I listen to a lot of genres of music (hip hop, trap, drill, bangers, g-funk, Kanye West, denpa) but none are more precious to me than this one, whatever one contains music like this. But also contains everything between this and world's end girlfriend on the metric of whatever element is actually in common. Not "Japanese". Something more. But I dunno. Maybe genre is the wrong term.

There's an aesthetic, though, or maybe some sort of sub-aesthetic, an underlying feeling that seems to motivate the creation and progression of all this sort of music. It isn't a feeling like an emotion, though... maybe more of a belief. It's in some of the music that is closest to me, and I feel it strongest in Matryoshka, who makes my actual favorite albums of all time.

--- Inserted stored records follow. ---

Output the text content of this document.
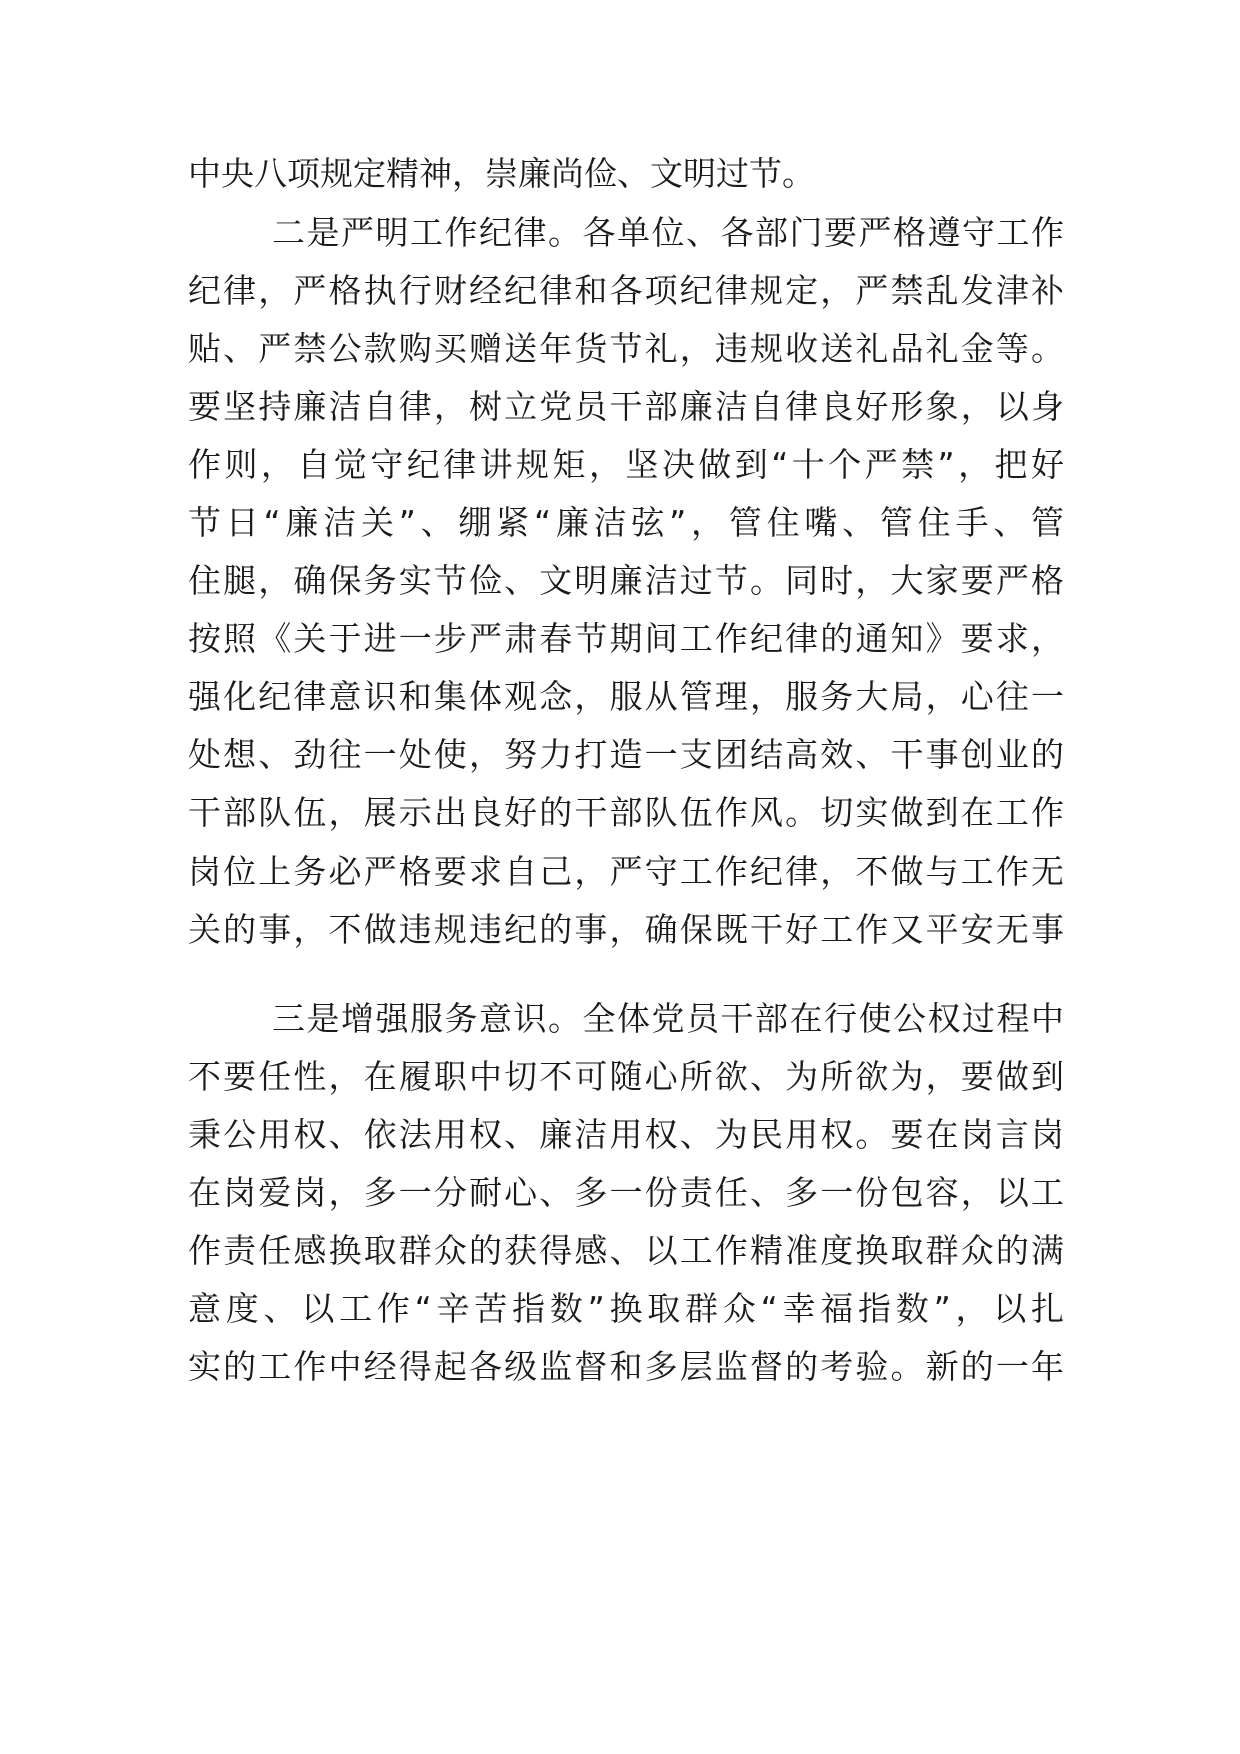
中央八项规定精神，崇廉尚俭、文明过节。
二是严明工作纪律。各单位、各部门要严格遵守工作
纪律，严格执行财经纪律和各项纪律规定，严禁乱发津补
贴、严禁公款购买赠送年货节礼，违规收送礼品礼金等。
要坚持廉洁自律，树立党员干部廉洁自律良好形象，以身
作则，自觉守纪律讲规矩，坚决做到“十个严禁”，把好
节日“廉洁关”、绷紧“廉洁弦”，管住嘴、管住手、管
住腿，确保务实节俭、文明廉洁过节。同时，大家要严格
按照《关于进一步严肃春节期间工作纪律的通知》要求，
强化纪律意识和集体观念，服从管理，服务大局，心往一
处想、劲往一处使，努力打造一支团结高效、干事创业的
干部队伍，展示出良好的干部队伍作风。切实做到在工作
岗位上务必严格要求自己，严守工作纪律，不做与工作无
关的事，不做违规违纪的事，确保既干好工作又平安无事
三是增强服务意识。全体党员干部在行使公权过程中
不要任性，在履职中切不可随心所欲、为所欲为，要做到
秉公用权、依法用权、廉洁用权、为民用权。要在岗言岗
在岗爱岗，多一分耐心、多一份责任、多一份包容，以工
作责任感换取群众的获得感、以工作精准度换取群众的满
意度、以工作“辛苦指数”换取群众“幸福指数”，以扎
实的工作中经得起各级监督和多层监督的考验。新的一年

It's kinda like... imagine you have a perfect world. Maybe you can't imagine that (it's actually very hard if you think about it in terms of detail) but try to imagine that you can imagine that. Okay, but now, can you imagine tension? Is there tension in an ideal world? Actually, is there even like... transition? Movement? Progress? Is perfection inherently static?

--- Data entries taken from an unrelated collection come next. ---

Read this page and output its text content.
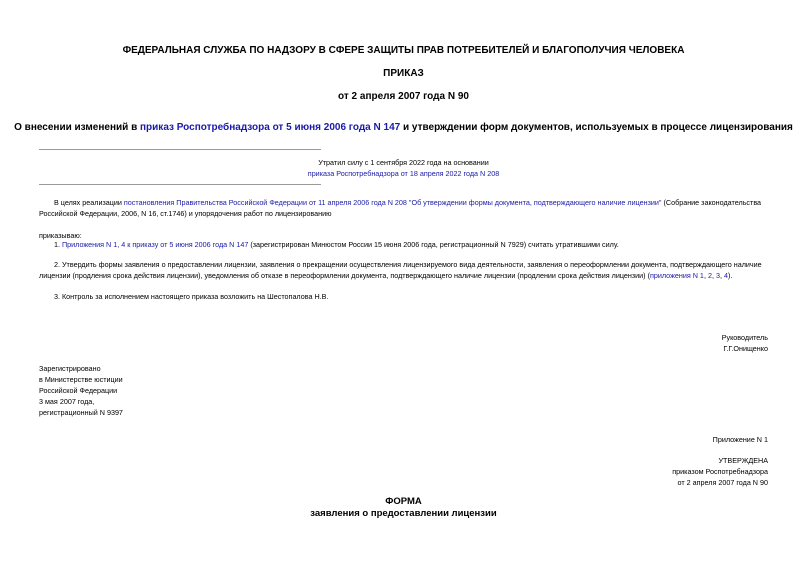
ФЕДЕРАЛЬНАЯ СЛУЖБА ПО НАДЗОРУ В СФЕРЕ ЗАЩИТЫ ПРАВ ПОТРЕБИТЕЛЕЙ И БЛАГОПОЛУЧИЯ ЧЕЛОВЕКА
ПРИКАЗ
от 2 апреля 2007 года N 90
О внесении изменений в приказ Роспотребнадзора от 5 июня 2006 года N 147 и утверждении форм документов, используемых в процессе лицензирования
Утратил силу с 1 сентября 2022 года на основании
приказа Роспотребнадзора от 18 апреля 2022 года N 208

В целях реализации постановления Правительства Российской Федерации от 11 апреля 2006 года N 208 "Об утверждении формы документа, подтверждающего наличие лицензии" (Собрание законодательства

Российской Федерации, 2006, N 16, ст.1746) и упорядочения работ по лицензированию

приказываю:
1. Приложения N 1, 4 к приказу от 5 июня 2006 года N 147 (зарегистрирован Минюстом России 15 июня 2006 года, регистрационный N 7929) считать утратившими силу.

2. Утвердить формы заявления о предоставлении лицензии, заявления о прекращении осуществления лицензируемого вида деятельности, заявления о переоформлении документа, подтверждающего наличие

лицензии (продления срока действия лицензии), уведомления об отказе в переоформлении документа, подтверждающего наличие лицензии (продлении срока действия лицензии) (приложения N 1, 2, 3, 4).

3. Контроль за исполнением настоящего приказа возложить на Шестопалова Н.В.

Руководитель

Г.Г.Онищенко

Зарегистрировано

в Министерстве юстиции

Российской Федерации

3 мая 2007 года,

регистрационный N 9397

Приложение N 1

УТВЕРЖДЕНА

приказом Роспотребнадзора

от 2 апреля 2007 года N 90

ФОРМА
заявления о предоставлении лицензии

But no: that sucks: things need to move and have relation to one another. Or something. Like, even in a painting, your eye moves around. Uhh. I'm not sure where I'm going with this.

IN THIS SONG, though, when you hear the piano at the start, that's a perfect piano tone, and if you disagree with me you can get out. Every sound is perfect, and it feels like every sound is infinite, in that its perfection is not necessitated by the context of other sounds, or its duration, or whatever.

Ah, and then the strings come in, and there's movement, there's a sense that some positions are "incomplete" or that some sounds suggest others. This is something that's super intrinsic to music that I can't quite explain but I remember a section in Godel, Escher, Bach that talks about scales and the tonic and how you know when you're not in the tonic somewhat intrinsically, but I can't quite remember how it works... I'm at the point where I read GEB long enough ago that I don't remember the details of a lot of it, but I remember the general topics well, and I end up being like... absurdly uneducated lol. I'd reread it but I lent it to a friend.

ANYWAYS, if you want a super good example of the feeling that I think I remember him talking about, or at least the feeling that I want to talk about, listen to 2:40 of this song, where there's that key shift, and you know, there's something that's unresolved. It feels like you can't stay there. But then... you do! The song exits in the new key. That's I think the commonality among all this music I like so much. Some sense of resolution. It isn't always because of key shifts, of course...

I dunno, I don't think I can explain this very well. I hope at least the appeal of this specific song is self-evident. Augh, this "genre" is one of the big reasons I'm so hesitant to write top favorite music of all time-type lists. It's so hard to write about it, so hard to compare it to anything else, it's just... beyond magic for me.